Tomber dans les bras de Morphée

Belle métaphore pour désigner le fait de s’endormir… on utilise aussi les expressions être dans les bras de Morphée pour désigner un sommeil profond, ou encore sortir des bras de Morphée pour parler du réveil. Mais qui est Morphée, et qu’est-ce que ces bras ont de spécial ?

Morphée dans le panthéon grec

Dans la mythologie grecque, Morphée est le fils d’Hypnos, dieu du sommeil et de Nyx, déesse de la nuit. On le considère comme le dieu des rêves prophétiques, envoyé par les autres divinités auprès des humains pour leur parler et les inspirer au travers de leurs songes.

Il leur apparaît sous forme humaine, car il est capable de prendre facilement n’importe quelle apparence. C’est de là qu’il tire son nom, «Morphée», qui vient du mot grec Morpheús, «la forme». La plupart du temps, il apparaît sous les traits d’un jeune homme, mais peut aussi prendre l’apparence d’un être cher pour approcher ceux qu’il endort.
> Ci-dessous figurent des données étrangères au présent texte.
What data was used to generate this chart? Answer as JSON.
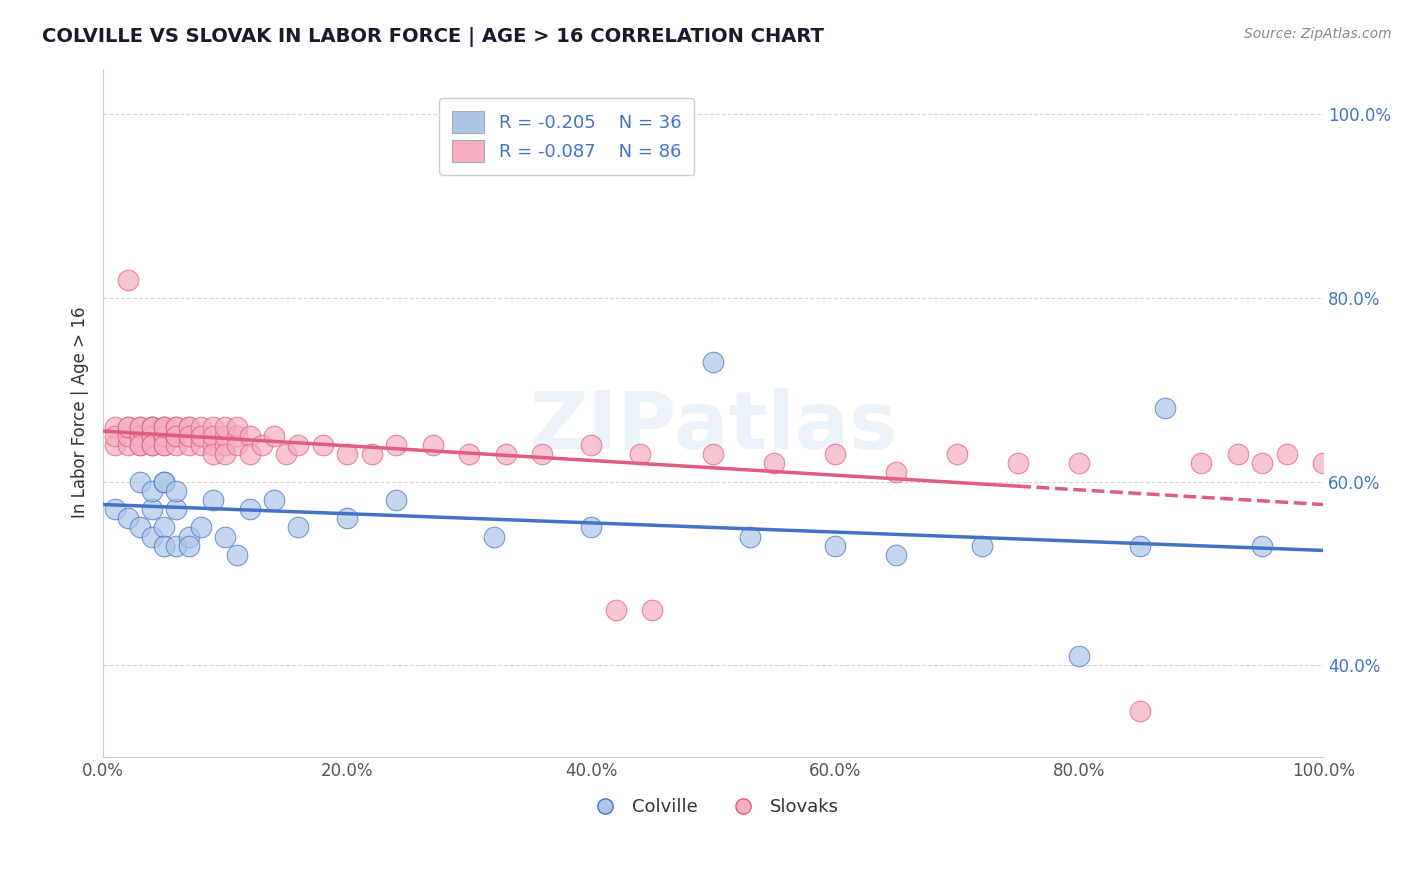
{
  "title": "COLVILLE VS SLOVAK IN LABOR FORCE | AGE > 16 CORRELATION CHART",
  "source_text": "Source: ZipAtlas.com",
  "ylabel": "In Labor Force | Age > 16",
  "xlim": [
    0.0,
    1.0
  ],
  "ylim": [
    0.3,
    1.05
  ],
  "x_ticks": [
    0.0,
    0.2,
    0.4,
    0.6,
    0.8,
    1.0
  ],
  "x_tick_labels": [
    "0.0%",
    "20.0%",
    "40.0%",
    "60.0%",
    "80.0%",
    "100.0%"
  ],
  "y_ticks": [
    0.4,
    0.6,
    0.8,
    1.0
  ],
  "y_tick_labels": [
    "40.0%",
    "60.0%",
    "80.0%",
    "100.0%"
  ],
  "colville_color": "#adc6e8",
  "slovak_color": "#f4aec0",
  "colville_line_color": "#4472c4",
  "slovak_line_color": "#e05c80",
  "watermark": "ZIPatlas",
  "legend_R_colville": "R = -0.205",
  "legend_N_colville": "N = 36",
  "legend_R_slovak": "R = -0.087",
  "legend_N_slovak": "N = 86",
  "colville_trend": [
    0.575,
    0.525
  ],
  "slovak_trend_solid": [
    0.655,
    0.6
  ],
  "slovak_trend_dashed": [
    0.6,
    0.575
  ],
  "colville_x": [
    0.01,
    0.02,
    0.03,
    0.03,
    0.04,
    0.04,
    0.04,
    0.05,
    0.05,
    0.05,
    0.05,
    0.06,
    0.06,
    0.06,
    0.07,
    0.07,
    0.08,
    0.09,
    0.1,
    0.11,
    0.12,
    0.14,
    0.16,
    0.2,
    0.24,
    0.32,
    0.4,
    0.5,
    0.53,
    0.6,
    0.65,
    0.72,
    0.8,
    0.85,
    0.87,
    0.95
  ],
  "colville_y": [
    0.57,
    0.56,
    0.6,
    0.55,
    0.57,
    0.54,
    0.59,
    0.6,
    0.55,
    0.53,
    0.6,
    0.53,
    0.57,
    0.59,
    0.54,
    0.53,
    0.55,
    0.58,
    0.54,
    0.52,
    0.57,
    0.58,
    0.55,
    0.56,
    0.58,
    0.54,
    0.55,
    0.73,
    0.54,
    0.53,
    0.52,
    0.53,
    0.41,
    0.53,
    0.68,
    0.53
  ],
  "slovak_x": [
    0.01,
    0.01,
    0.01,
    0.02,
    0.02,
    0.02,
    0.02,
    0.02,
    0.03,
    0.03,
    0.03,
    0.03,
    0.03,
    0.03,
    0.04,
    0.04,
    0.04,
    0.04,
    0.04,
    0.04,
    0.04,
    0.05,
    0.05,
    0.05,
    0.05,
    0.05,
    0.05,
    0.05,
    0.05,
    0.06,
    0.06,
    0.06,
    0.06,
    0.06,
    0.06,
    0.07,
    0.07,
    0.07,
    0.07,
    0.07,
    0.08,
    0.08,
    0.08,
    0.08,
    0.09,
    0.09,
    0.09,
    0.09,
    0.1,
    0.1,
    0.1,
    0.1,
    0.11,
    0.11,
    0.11,
    0.12,
    0.12,
    0.13,
    0.14,
    0.15,
    0.16,
    0.18,
    0.2,
    0.22,
    0.24,
    0.27,
    0.3,
    0.33,
    0.36,
    0.4,
    0.44,
    0.5,
    0.55,
    0.6,
    0.65,
    0.7,
    0.75,
    0.8,
    0.85,
    0.9,
    0.93,
    0.95,
    0.97,
    1.0,
    0.42,
    0.45
  ],
  "slovak_y": [
    0.64,
    0.66,
    0.65,
    0.64,
    0.65,
    0.66,
    0.82,
    0.66,
    0.65,
    0.64,
    0.66,
    0.65,
    0.66,
    0.64,
    0.66,
    0.65,
    0.64,
    0.66,
    0.65,
    0.66,
    0.64,
    0.65,
    0.66,
    0.64,
    0.65,
    0.66,
    0.65,
    0.64,
    0.66,
    0.65,
    0.66,
    0.65,
    0.64,
    0.66,
    0.65,
    0.66,
    0.65,
    0.64,
    0.66,
    0.65,
    0.65,
    0.66,
    0.64,
    0.65,
    0.66,
    0.64,
    0.65,
    0.63,
    0.64,
    0.65,
    0.63,
    0.66,
    0.65,
    0.64,
    0.66,
    0.65,
    0.63,
    0.64,
    0.65,
    0.63,
    0.64,
    0.64,
    0.63,
    0.63,
    0.64,
    0.64,
    0.63,
    0.63,
    0.63,
    0.64,
    0.63,
    0.63,
    0.62,
    0.63,
    0.61,
    0.63,
    0.62,
    0.62,
    0.35,
    0.62,
    0.63,
    0.62,
    0.63,
    0.62,
    0.46,
    0.46
  ]
}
Il est représenté avec un miroir dans une main et des graines de pavot dans l’autre. Il donne le sommeil en touchant les hommes avec le pavot, et leur inspire leurs rêves avec son miroir. Ses ailes de papillon lui permettent de se déplacer rapidement et sans faire le moindre bruit.

Pierre-Narcisse Guérin, Morphée et Iris, huile sur toile, 1811, Musée de l'Ermitage

Morphée et les Métamorphoses

Morphée apparaît principalement dans les Métamorphoses d’Ovide. Messager de son père Hypnos, il va voir Alcyone, fille d’Éole et épouse du roi de Trachis, Céyx. Ce dernier est parti consulter un oracle, mais s’est noyé en chemin. Morphée, sous les traits de Céyx, prévient sa femme de son décès, et lui demander d’organiser ses funérailles.

Entre ses mille enfants, le Sommeil choisit Morphée, habile à revêtir la forme des mortels. […] Morphée vole, et son aile silencieuse le transporte en un instant, à travers les ténèbres, dans la ville où régna Céyx. Là, il dépose ses ailes et prend la forme de l’époux d’Alcyone. Nu, livide, semblable à un cadavre, il se place devant la couche de l’infortunée. Sa barbe est humide, et l’eau semble dégoutter de ses cheveux. Il se penche sur le lit, et mouillant son visage de larmes, il dit : «[…] Regarde, et vois au lieu de ton époux l’ombre de ton époux. Ô Alcyone, tes vœux m’ont été inutiles: je ne suis plus. Cesse de te promettre un retour impossible. […] Lève-toi, donne-moi des larmes et revêts des habits de deuil. Ne fais pas que je descende aux abîmes du Tartare sans avoir été pleuré.»
Alcyone gémit, elle pleure, étend ses bras dans son sommeil, veut embrasser son époux et n’embrasse que le vide. «Où fuis-tu ? s’écrie-t-elle. Demeure, ou je te suis.» Et, troublée par cette image, par sa propre voix, elle s’éveille.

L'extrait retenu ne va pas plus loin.